Vanya worked on a novel approach to accelerating test execution by parallelising it using Graphics Processing Units (GPUs). Her work addressed challenges related to usability, performance and scope, by providing an automated framework for testing on the GPU, which uses compiler-based transformations to translate the system under test into OpenCL. The framework also automatically launches test execution in parallel on the GPU threads, without requiring any expert GPU programming and architecture knowledge. The approach was applied to the testing of two types of systems - sequential C programs form the embedded systems domain and Finite State Machine (FSM) models, and performance was extensively analysed and optimised through a combination of standard and domain specific techniques.
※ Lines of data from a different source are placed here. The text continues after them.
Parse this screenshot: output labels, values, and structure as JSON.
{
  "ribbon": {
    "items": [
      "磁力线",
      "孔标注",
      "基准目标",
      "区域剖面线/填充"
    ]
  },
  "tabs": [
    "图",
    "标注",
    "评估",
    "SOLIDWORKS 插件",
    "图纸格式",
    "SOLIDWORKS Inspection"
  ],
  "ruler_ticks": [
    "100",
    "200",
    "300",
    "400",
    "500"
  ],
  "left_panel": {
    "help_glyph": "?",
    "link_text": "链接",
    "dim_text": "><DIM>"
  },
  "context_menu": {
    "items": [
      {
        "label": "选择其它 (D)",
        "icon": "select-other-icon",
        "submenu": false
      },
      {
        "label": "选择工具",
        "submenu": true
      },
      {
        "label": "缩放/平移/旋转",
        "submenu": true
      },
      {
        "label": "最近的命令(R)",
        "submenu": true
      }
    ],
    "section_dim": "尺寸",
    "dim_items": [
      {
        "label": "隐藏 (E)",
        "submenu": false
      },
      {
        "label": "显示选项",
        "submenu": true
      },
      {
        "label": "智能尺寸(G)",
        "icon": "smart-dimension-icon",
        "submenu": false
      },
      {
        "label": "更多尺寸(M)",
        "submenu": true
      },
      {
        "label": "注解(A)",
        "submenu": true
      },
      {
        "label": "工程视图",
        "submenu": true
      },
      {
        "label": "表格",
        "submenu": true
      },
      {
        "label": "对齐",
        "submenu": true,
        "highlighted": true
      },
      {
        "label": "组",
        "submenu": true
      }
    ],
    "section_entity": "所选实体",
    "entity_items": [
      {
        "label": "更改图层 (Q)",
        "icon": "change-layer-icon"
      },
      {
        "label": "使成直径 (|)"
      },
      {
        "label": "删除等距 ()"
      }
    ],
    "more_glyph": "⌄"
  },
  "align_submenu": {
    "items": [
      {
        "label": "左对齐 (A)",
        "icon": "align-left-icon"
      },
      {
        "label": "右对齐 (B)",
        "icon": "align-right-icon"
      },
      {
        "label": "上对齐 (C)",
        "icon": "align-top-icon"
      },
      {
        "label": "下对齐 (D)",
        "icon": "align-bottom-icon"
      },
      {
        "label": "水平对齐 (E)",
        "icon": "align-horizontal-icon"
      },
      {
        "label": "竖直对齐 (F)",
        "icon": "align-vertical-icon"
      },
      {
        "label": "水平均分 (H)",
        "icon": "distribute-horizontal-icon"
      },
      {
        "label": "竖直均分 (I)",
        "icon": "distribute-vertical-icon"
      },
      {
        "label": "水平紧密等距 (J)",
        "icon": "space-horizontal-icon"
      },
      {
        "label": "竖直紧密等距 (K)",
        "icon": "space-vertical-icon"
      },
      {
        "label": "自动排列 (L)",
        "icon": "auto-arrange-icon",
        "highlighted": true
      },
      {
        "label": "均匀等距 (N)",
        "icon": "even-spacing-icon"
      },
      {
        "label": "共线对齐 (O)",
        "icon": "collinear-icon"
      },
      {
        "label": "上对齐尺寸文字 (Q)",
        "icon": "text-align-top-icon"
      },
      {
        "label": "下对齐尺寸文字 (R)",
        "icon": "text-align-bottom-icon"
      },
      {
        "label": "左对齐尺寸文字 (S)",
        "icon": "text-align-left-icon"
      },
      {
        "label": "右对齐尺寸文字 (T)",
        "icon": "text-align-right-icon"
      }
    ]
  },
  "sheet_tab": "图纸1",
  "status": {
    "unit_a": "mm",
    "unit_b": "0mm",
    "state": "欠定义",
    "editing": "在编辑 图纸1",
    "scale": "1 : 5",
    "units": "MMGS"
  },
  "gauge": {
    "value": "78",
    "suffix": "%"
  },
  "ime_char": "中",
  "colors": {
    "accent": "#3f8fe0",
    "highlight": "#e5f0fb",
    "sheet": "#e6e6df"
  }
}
Evaluation demonstrated that the GPU outperforms a standard 16-core Central Processing Unit (CPU) by up to 4x (avg. 1.4x) for embedded systems and up to 9x (avg. 4.5x) for FSMs, showing that GPUs can be automatically used to reduce test execution time compared to other parallel approaches.

Publications

  1. Vanya Yaneva, Ajitha Rajan, Christophe Dubach (2020). GPU Acceleration of FSM Test Execution: Improving Scale and Performance. In STVR Journal.
  2. Vanya Yaneva, Arnav Kapoor, Ajitha Rajan, Christophe Dubach (2018). Accelerated Finite State Machine Test Execution Using GPUs. In proceedings of APSEC 2018.
  3. Vanya Yaneva, Ajitha Rajan, Christophe Dubach (2017). Compiler-assisted Test Acceleration on GPUs for Embedded Software. In proceedings of ISSTA 2017.
  4. Vanya Yaneva, Ajitha Rajan, Christophe Dubach (2017). Parallel Testing Using OpenCL. In proceedings of ISSTA 2017 (Tools paper).

Tools


7. Test Oracle - Supervised Learning over Test Executions

PhD Student Lead: Foivos Tsimpurlas

Description

The challenge of automatically determining the correctness of test executions is referred to as the test oracle problem and is a key remaining issue for automated testing. The project aims at solving the test oracle problem in a scalable and accurate way. To achieve this, we use supervised learning over test execution traces. We label a small fraction of the execution traces with their verdict of pass or fail. We use the labelled traces to train a neural network (NN) model to learn to distinguish runtime patterns for passing versus failing executions for a given program.

Publications

Foivos Tsimpourlas, Ajitha Rajan, Miltiadis Allamanis. Supervised Learning over Test Executions as a Test Oracle. In proceedings of ACM SAC-SE 2021. To Appear in March 2021

Tools

  • Trace Classifier as a Test Oracle: https://github.com/fivosts/Learning-over-test-executions . The tool contains LLVM passes for C++ program instrumentation to help gather execution traces, python scripts ot encode execution traces into fixed length vectors, and finally the NN classifier that acts as a test oracle.

8. Artificial Intelligence for Cancer Immunotherapy

PhD Student Lead: Tongjie Wang

Description

There are several ongoing collaborative projects with Prof. Ted Hupp, Dr. Javier Alfaro and clinicians under this topic exploring questions about overall survival, recurrence, motif discovery for Glioma, Oesophageal and Renal cancers.


Tongjie is currently working on two cancer datasets - Glioma and Oesophageal, and examining the cancerogenesis and clinical trial outcomes. For glioma, he is implementing the RNA seq analysis pipelines and statistics tools to find out the disease genetic pattern. He is also interested in uncovering immune-signatures to predict patient treatment outcomes. He is collaborating with U.Cambridge to investigate recurrence and overall survival for patients with oesophageal cancer. He is working with an NHS dataset of 3.6k patients with clinical and pathological features. The current models he has explored including traditional models and different neural networks.

Funding and Hiring

We were recently awarded H2020 – DT-TDS-04-2020 AI for Genomics and Personalised Medicine in which I am Edinburgh Lead PI: 2021- 2025. Project title: Knowledge at the Tip of Your fingers: Clinical Knowledge for Humanity (KATY) We will be hiring a Postdoc and a Bioinformatician for this project shortly.